Wow, that final act, though - i still can't believe they messed it up so badly - it make's SPECTRE so uneven - even for a Bond movie! Like all of Craig's Bonds there's a wonderfully melancholic, introspective quality throughout - never more so than SPECTRE's dark brooding menace of something sinister lurking on the periphery. And like CR, QoS and SF there are perkier moments, beats of wit, but those previous 3 movies begin and end on sombre, darker notes.
There's 'darkness' aplenty in SPECTREs final act - derelict HQ and faux freudian set design suggesting we're inside Bond's psyche with the red explosives wire veining its way through every synaptic corridor. Special 'subconscious' cells fill the basement with bad memories of Vesper and the villains (Green's absence did make me laugh - Eon don't want to remind us about that one) and stood at the root of it all a childhood trauma personified literally by Blofeld - no longer just a symbol to project all of Bond's trauma upon, but the actual physical cause.
It's highly ambitious stuff that can be easily botched in the telling - very easily botched, apparently.

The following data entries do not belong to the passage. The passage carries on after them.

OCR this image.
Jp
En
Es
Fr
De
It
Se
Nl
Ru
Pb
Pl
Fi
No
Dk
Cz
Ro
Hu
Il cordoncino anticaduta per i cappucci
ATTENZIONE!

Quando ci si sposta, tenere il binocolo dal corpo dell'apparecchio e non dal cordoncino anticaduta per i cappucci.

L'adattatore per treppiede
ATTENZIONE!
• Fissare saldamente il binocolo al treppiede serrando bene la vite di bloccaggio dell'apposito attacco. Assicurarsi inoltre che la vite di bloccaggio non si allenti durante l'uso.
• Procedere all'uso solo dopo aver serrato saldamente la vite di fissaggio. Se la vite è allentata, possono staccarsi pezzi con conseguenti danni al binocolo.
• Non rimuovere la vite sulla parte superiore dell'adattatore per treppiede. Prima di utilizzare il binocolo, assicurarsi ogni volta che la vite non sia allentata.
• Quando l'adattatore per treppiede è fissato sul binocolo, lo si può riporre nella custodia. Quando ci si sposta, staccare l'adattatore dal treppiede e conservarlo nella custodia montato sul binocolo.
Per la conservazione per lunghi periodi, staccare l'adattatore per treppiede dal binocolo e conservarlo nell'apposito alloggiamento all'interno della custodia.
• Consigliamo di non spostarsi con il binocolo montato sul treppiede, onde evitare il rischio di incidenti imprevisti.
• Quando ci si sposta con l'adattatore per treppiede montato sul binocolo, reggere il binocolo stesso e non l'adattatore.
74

It was all inexplicably half-baked - this subconscious metaphor never really addressed as metaphor, becoming merely a Batman & Robin-esque setting for the Riddler's dastardly plan. I can imagine the writers jotting it down broadly and explaining the elaborate metaphore in more detail to the producers, actors et al who loved the idea, but then failed in their attempt to inject this detail and nuance in the script itself.
The MI6 HQ scene culminates with Bond having frantically searched the building fo Maddy, stands atop it, beaten, sneered at by Blofeld in his chopper...only to a hear squeak from a nearby room... Oh, there she is Feels like it was written on a napkin in a bar.
It was like a CBeebie (UK children's tv) attempt at darker depths - a camp version of Spooks with the script desperately reaching in order to give the 'team' something to do. This was never a concern in previous Bond movies and seems to be a Mendes thing - after his Home Alone sequence in Skyfall Manor. Although this rot did set in with TND and DAD, when they tried to make Bond a buddy-movie with Yeoh and Berry, so maybe it's not [only] Mendes, but a combination of Producers wanting a more ensemble feel to it and Mendes desire to give the luvvies something meatier to do. But i don't really blame Mendes, it's a director's prerogative to recognise the talent's of Fiennes and Whishaw and want to film that. It's down to the producers to know what works for their brand and Spooks is not their brand.
Your description of the events behind the butchering of this final act tallies well the final results - it seems most of the blame rests upon the shoulder-pads of anxious Execs.